In fact, Kincaid has done exactly that. In a Feb. 12 AIM article -- headlined "Obama's Global Tax Proposal Up for Senate Vote" -- Kincaid claimed that the bill "makes levels of U.S. foreign aid spending subservient to the dictates of the United Nations. .... The legislation would commit the U.S. to spending 0.7 percent of gross national product on foreign aid, which amounts to a phenomenal 13-year total of $845 billion over and above what the U.S. already spends," adding, "A global tax will clearly be necessary to force American taxpayers to provide the money."

A Feb. 13 AIM press release promoting Kincaid's accusations referred in the headline to "Obama's Socialist-Oriented Global Tax Bill."

Kincaid repeated the claim that the bill "commits the U.S. to spending $845 billion to eradicate poverty in the rest of the world" in a Feb. 20 AIM article, further calling it Obama's "$845 million earmark."


Posted by Terry K. at 12:32 PM EST
Sinclair Fails Polygraph -- So Why Is WND Still Promoting Him?
Topic: WorldNetDaily

A Feb. 24 WorldNetDaily article states that Larry Sinclair -- who claims that he did drugs and had sex with Barack Obama -- "reportedly failed two polygraph tests administered by the website WhiteHouse.com."

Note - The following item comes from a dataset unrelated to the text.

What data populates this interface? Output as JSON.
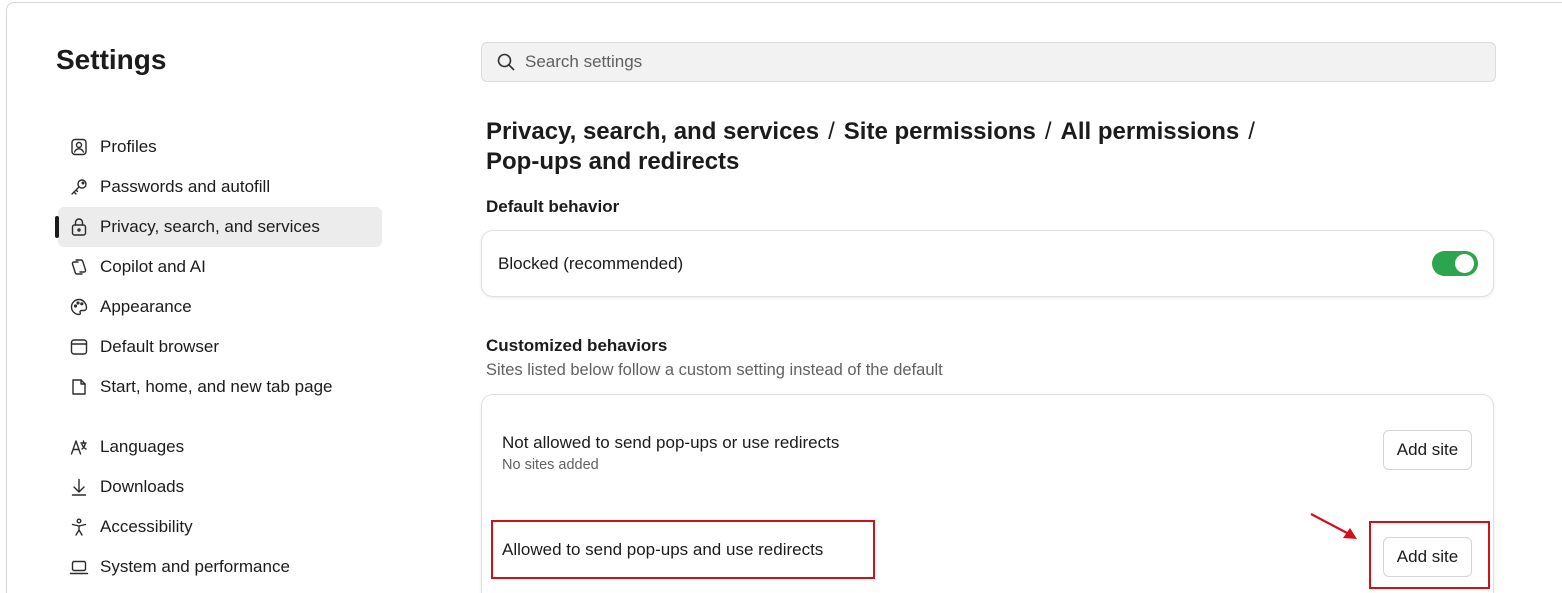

But for some reason, the article then goes on to repeat in detail Sinclair's allegations -- as if Sinclair hadn't just been discredited -- and linked to a copy of the lawsuit Sinclair filed against Democratic officials.

The article also adds: "Repeated call and emails to the Obama campaign by WND staff have elicited no responses to the charges." The article doesn't explain why Obama should have to respond to charges that are apparently fictional.

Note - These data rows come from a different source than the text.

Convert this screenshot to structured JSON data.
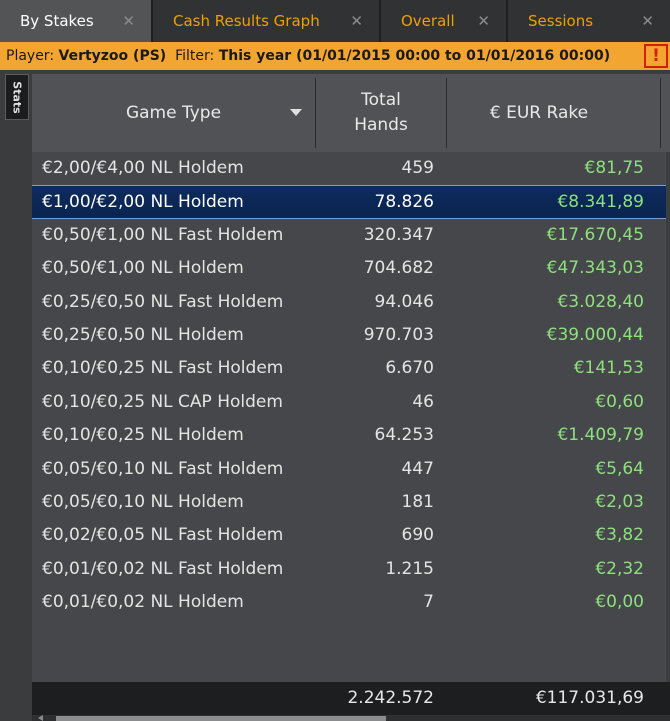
{
  "tabs": [
    {
      "label": "By Stakes",
      "close": "✕"
    },
    {
      "label": "Cash Results Graph",
      "close": "✕"
    },
    {
      "label": "Overall",
      "close": "✕"
    },
    {
      "label": "Sessions",
      "close": "✕"
    }
  ],
  "filter": {
    "player_label": "Player:",
    "player_value": "Vertyzoo (PS)",
    "filter_label": "Filter:",
    "filter_value": "This year (01/01/2015 00:00 to 01/01/2016 00:00)",
    "alert_symbol": "!"
  },
  "side_tab": {
    "label": "Stats"
  },
  "columns": {
    "game_type": "Game Type",
    "total_hands_line1": "Total",
    "total_hands_line2": "Hands",
    "rake": "€ EUR Rake"
  },
  "rows": [
    {
      "game": "€2,00/€4,00 NL Holdem",
      "hands": "459",
      "rake": "€81,75"
    },
    {
      "game": "€1,00/€2,00 NL Holdem",
      "hands": "78.826",
      "rake": "€8.341,89"
    },
    {
      "game": "€0,50/€1,00 NL Fast Holdem",
      "hands": "320.347",
      "rake": "€17.670,45"
    },
    {
      "game": "€0,50/€1,00 NL Holdem",
      "hands": "704.682",
      "rake": "€47.343,03"
    },
    {
      "game": "€0,25/€0,50 NL Fast Holdem",
      "hands": "94.046",
      "rake": "€3.028,40"
    },
    {
      "game": "€0,25/€0,50 NL Holdem",
      "hands": "970.703",
      "rake": "€39.000,44"
    },
    {
      "game": "€0,10/€0,25 NL Fast Holdem",
      "hands": "6.670",
      "rake": "€141,53"
    },
    {
      "game": "€0,10/€0,25 NL CAP Holdem",
      "hands": "46",
      "rake": "€0,60"
    },
    {
      "game": "€0,10/€0,25 NL Holdem",
      "hands": "64.253",
      "rake": "€1.409,79"
    },
    {
      "game": "€0,05/€0,10 NL Fast Holdem",
      "hands": "447",
      "rake": "€5,64"
    },
    {
      "game": "€0,05/€0,10 NL Holdem",
      "hands": "181",
      "rake": "€2,03"
    },
    {
      "game": "€0,02/€0,05 NL Fast Holdem",
      "hands": "690",
      "rake": "€3,82"
    },
    {
      "game": "€0,01/€0,02 NL Fast Holdem",
      "hands": "1.215",
      "rake": "€2,32"
    },
    {
      "game": "€0,01/€0,02 NL Holdem",
      "hands": "7",
      "rake": "€0,00"
    }
  ],
  "totals": {
    "hands": "2.242.572",
    "rake": "€117.031,69"
  },
  "colors": {
    "accent": "#f3a531",
    "rake_positive": "#8ee07c",
    "selected_row": "#0c2b5c",
    "alert": "#d41e00"
  }
}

No word on whether this will put a crimp on WND's public relations campaign on Sinclair's behalf. Will WND apologize to Obama for printing unfounded allegations without first making an effort to see if they were true (which landed them in a heap o' trouble from which it extricated itself just a couple weeks ago)? Don't count on it.

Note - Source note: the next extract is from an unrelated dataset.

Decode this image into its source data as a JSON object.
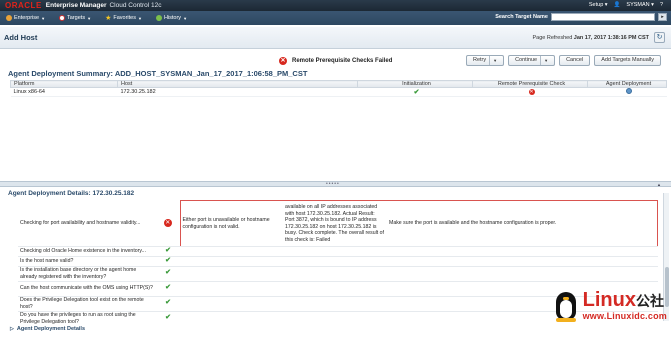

But now that this little diversion has fizzled out in WND's hands, it's moved onto another Obama attack -- this time, guilt by association. Indeed, nowhere does reporter Aaron Klein (he of the notorious bias problems) offer any evidence that Obama holds any of the views of those he is purported to have however briefly appeared in the same room with. 

Meanwhile, Vox Day picks up on Sinclair's allegations in his Feb. 25 column, apparently unaware that Sinclair failed a lie detector test. Day goes on to suggest that it's "nothing more than the latest fire drill by Team Clinton practicing its usual politics of personal destruction." But doesn't that mean that WND is doing the Clintons' bidding by repeating Sinclair's claims? What would self-described Clinton-hater Joseph Farah have to say about that? (And no, he hasn't responded to our request for an interview.)

And Michael Ackley bashes the New York Times' "self-serving ethics" on its John McCain story, apparently forgetting that Farah considers WND's reporting of unverified and apparently untrue claims about Obama a prime example of its "professional journalism standards."